步骤104、将输入数据输入到预先训练的神经网络中进行处理，根据预先训练的神经网络的输出得到各初始目标检测框对应的检测框结果和目标类别结果。Step 104: Input the input data into the pre-trained neural network for processing, and obtain the detection frame results and target category results corresponding to each initial target detection frame based on the output of the pre-trained neural network.

为了使本领域的技术人员更好的了解本申请，下面结合附图、实例等对本申请实施例做更为详细的阐述。值得说明的是，本申请实施例中的目标检测可以是指安装有雷达的自动驾驶车辆、智能机器人、无人机等对周围环境进行感知并检测识别所关注的物体(如车辆、行人、障碍物等，但不仅局限于此)，还可以是指安装有雷达的安防设施对所监控范围进行感知并检测识别所关注的物体(人、车辆、货箱等，但不仅局限于此)。当然，应用到目标检测的场景还有很多，应该知道的是，能够应用目标检测的场景均可能应用到本申请实施例，本申请实施例在此不再一一列举。In order to enable those skilled in the art to better understand the present application, the embodiments of the present application will be described in more detail below with reference to the accompanying drawings, examples, etc. It is worth noting that target detection in the embodiments of the present application may refer to autonomous vehicles, intelligent robots, drones, etc. equipped with radars perceiving the surrounding environment and detecting and identifying objects of concern (such as vehicles, pedestrians, obstacles, etc.) objects, etc., but not limited to this), it can also refer to security facilities equipped with radar to sense the monitored range and detect and identify objects of concern (people, vehicles, containers, etc., but not limited to this). Of course, there are many scenarios that are applied to target detection. It should be noted that all scenarios in which target detection can be applied may be applied to the embodiments of this application, and the embodiments of this application will not be listed one by one here.

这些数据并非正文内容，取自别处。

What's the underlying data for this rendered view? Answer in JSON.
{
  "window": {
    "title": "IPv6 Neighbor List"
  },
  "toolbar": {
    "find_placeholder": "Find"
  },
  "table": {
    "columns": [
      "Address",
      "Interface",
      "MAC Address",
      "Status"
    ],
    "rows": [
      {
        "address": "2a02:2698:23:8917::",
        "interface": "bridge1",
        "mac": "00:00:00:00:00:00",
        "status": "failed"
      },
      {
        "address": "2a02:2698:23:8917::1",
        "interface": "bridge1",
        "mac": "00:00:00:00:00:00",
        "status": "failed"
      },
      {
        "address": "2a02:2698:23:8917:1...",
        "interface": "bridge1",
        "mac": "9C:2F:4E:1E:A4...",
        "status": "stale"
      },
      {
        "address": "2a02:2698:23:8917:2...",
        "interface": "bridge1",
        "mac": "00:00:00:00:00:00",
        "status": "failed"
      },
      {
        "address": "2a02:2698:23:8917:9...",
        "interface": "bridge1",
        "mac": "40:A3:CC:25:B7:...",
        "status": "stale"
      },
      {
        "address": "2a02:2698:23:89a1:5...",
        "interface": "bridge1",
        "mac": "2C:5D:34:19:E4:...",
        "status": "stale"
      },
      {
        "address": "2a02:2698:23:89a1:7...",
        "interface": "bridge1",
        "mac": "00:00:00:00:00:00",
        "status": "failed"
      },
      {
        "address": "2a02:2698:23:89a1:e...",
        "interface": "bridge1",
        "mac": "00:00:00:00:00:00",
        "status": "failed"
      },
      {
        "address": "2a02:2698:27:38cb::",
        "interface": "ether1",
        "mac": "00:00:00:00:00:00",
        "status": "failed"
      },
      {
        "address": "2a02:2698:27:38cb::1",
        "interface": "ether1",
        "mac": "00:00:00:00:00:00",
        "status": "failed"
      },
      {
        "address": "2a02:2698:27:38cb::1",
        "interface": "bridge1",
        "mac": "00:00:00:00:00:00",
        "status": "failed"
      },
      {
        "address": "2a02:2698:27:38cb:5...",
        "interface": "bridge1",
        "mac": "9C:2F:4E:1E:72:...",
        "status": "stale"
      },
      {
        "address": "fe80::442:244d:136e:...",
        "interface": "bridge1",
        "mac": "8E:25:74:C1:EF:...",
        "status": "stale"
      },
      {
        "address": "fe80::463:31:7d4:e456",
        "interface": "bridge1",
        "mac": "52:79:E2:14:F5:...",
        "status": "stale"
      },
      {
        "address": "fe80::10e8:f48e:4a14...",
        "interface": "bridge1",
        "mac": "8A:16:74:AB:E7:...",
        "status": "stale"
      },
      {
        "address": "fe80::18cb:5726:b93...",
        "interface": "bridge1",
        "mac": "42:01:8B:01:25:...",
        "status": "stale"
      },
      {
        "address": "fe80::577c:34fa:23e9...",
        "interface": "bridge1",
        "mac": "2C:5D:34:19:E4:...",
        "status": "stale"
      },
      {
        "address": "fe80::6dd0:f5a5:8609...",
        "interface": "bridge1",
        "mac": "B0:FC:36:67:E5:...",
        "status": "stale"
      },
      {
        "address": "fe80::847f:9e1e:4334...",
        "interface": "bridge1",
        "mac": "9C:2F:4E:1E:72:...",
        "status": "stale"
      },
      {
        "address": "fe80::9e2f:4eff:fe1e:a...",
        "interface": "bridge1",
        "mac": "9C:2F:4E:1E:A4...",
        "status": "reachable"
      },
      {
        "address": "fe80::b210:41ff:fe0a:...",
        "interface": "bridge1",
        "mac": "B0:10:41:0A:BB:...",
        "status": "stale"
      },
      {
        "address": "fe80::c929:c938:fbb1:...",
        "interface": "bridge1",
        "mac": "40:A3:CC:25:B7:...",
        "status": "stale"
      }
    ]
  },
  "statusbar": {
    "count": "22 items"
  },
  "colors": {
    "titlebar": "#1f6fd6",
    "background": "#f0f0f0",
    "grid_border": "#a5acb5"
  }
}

在本申请的一实施例中，如图2所示，提供一种基于点云数据的目标检测方法，包括：In an embodiment of the present application, as shown in Figure 2, a target detection method based on point cloud data is provided, including:

步骤201、获得原始点云数据和初始目标检测网络输出的各初始目标检测框，并获得各初始目标检测框信息。Step 201: Obtain the original point cloud data and each initial target detection frame output by the initial target detection network, and obtain the information of each initial target detection frame.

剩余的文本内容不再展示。